Steve Downing: It's really it kinda comes down to a couple OEMs. I mean, everyone's been impacted in terms of a lot of OEMs have been impacted in Europe based off their volume, and overall, you know, trim level, like what they're building and what price point of vehicles they're selling. But the decontenting is really limited to a couple OEMs in the European market.
Mark Delaney: Okay. And then I guess just on this topic and kinda zooming out on a global perspective, I mean, cost challenges and tariffs, I mean, that's not isolated to Europe? And so I'm curious, do you think there's the risk or have you heard anything from customers that this kind of thing may happen in Asia or the U.S.? It sounds like it's only been in Europe, I'm hoping to kind of think about whether this would or would not occur elsewhere.
Steve Downing: Yeah.
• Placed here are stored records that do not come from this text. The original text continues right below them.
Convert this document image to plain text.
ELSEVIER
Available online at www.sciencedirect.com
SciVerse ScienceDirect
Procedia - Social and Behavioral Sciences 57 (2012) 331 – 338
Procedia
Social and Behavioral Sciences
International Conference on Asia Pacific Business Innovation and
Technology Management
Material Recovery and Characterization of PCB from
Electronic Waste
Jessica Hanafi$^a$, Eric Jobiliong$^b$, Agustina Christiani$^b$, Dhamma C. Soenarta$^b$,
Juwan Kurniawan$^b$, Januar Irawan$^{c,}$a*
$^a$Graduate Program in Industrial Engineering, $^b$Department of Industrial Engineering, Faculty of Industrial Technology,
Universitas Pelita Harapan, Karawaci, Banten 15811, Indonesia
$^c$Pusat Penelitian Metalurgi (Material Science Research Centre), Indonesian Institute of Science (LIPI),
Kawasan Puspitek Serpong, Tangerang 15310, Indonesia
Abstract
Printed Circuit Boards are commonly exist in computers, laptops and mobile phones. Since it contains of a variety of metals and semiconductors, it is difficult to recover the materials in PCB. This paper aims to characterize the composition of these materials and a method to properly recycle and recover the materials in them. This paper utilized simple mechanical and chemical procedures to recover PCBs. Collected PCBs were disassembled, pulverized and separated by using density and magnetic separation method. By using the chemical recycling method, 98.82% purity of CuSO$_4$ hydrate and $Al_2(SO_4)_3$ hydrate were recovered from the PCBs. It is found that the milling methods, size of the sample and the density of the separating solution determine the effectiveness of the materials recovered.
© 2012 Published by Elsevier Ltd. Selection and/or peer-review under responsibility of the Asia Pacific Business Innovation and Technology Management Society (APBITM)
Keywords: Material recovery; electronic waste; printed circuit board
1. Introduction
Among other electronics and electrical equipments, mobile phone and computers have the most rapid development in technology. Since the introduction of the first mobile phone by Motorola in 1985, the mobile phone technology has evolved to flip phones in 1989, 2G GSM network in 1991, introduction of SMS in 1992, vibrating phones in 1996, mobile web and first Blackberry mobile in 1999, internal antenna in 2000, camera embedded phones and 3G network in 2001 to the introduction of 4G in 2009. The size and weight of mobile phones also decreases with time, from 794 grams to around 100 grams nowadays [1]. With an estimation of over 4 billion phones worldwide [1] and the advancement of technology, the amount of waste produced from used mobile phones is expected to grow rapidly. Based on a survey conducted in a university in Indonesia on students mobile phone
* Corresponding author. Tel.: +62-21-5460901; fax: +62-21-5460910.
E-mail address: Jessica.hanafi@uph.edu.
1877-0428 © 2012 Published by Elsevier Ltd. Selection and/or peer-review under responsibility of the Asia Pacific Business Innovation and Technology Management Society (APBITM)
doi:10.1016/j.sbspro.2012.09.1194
I mean, it's possible. I mean, it really becomes more a function of where the vehicles end up. I believe, you know, it's not just limited to European OEMs per se. But they definitely have more exposure to the overall European end market. I mean, if you look at our primary customers in Asia, you're looking really at Hyundai, Kia, and Toyota as the bulk of that revenue. And, fortunately for us, both of those OEMs have held up very well through all this, and so we continue to find growth opportunities with both those OEMs.
Mark Delaney: Got it. Thanks for taking my questions, nice to see the progress this year with the FDM growth and everything you're working out with the large dimmable area devices. So we'll keep an eye on that going forward.
Steve Downing: Thanks, Mark.
Operator: Thank you. One moment for our next question. Again, as a reminder, to ask a question, you'll need to press star 11 on your telephone. And our next question comes from the line of David Whiston of Morningstar. Your line is now open.
David Whiston: Thanks. Good morning. On guidance, is there any chance of material upside in light of the October 17 proclamation expanding the parts rebate on U.S. assembly or is that pretty much all baked in?
Steve Downing: No. I think I don't from a supply standpoint, I think it's gonna change or impact a whole lot of what you're seeing. I mean, if anything, what it does allow us to do hopefully is, you know, it should lessen some of the controversy on tariff recoveries.
David Whiston: Okay. And then I guess, could you talk a bit about what's the resistance on FDM for the automakers that haven't yet adopted it? Are they just waiting for future vehicle programs and they know they wanna do it, or are there still some cost or logistical issues beyond that?
Steve Downing: Well, you definitely have you always have the cost side. I mean, that's one that's with every OEM that we've been successful with, it's one of the obstacles you have to get past. Beyond that, I think the slow adopters at the beginning were the German OEMs. And I think that was really the only real hold. If you look at most other OEMs, they'd adopted the product to some level. The biggest challenge right now is how do you get it beyond, you know, small take rates and a more mass market.
And the teams have made some real good progress on that in terms of, you know, what does standard equipment look like or close to standard equipment on high-level vehicles. And have an optional content on lower-end vehicles. And that's where we're starting to see a lot of the revenue growth come from. It's not just pure number of nameplates you're on. It's more about what are those take rates.
David Whiston: Mhmm. Good. Thanks, guys.
Operator: Thanks, David. Thank you. I'm showing no further questions at this time. I'll now turn it back to Josh Oberski for closing remarks.
Josh Oberski: Thank you, everyone, for your time and questions. We hope you have a great weekend. This concludes our call.
Operator: Thank you for your participation in today's conference. This does conclude the program. You may now disconnect.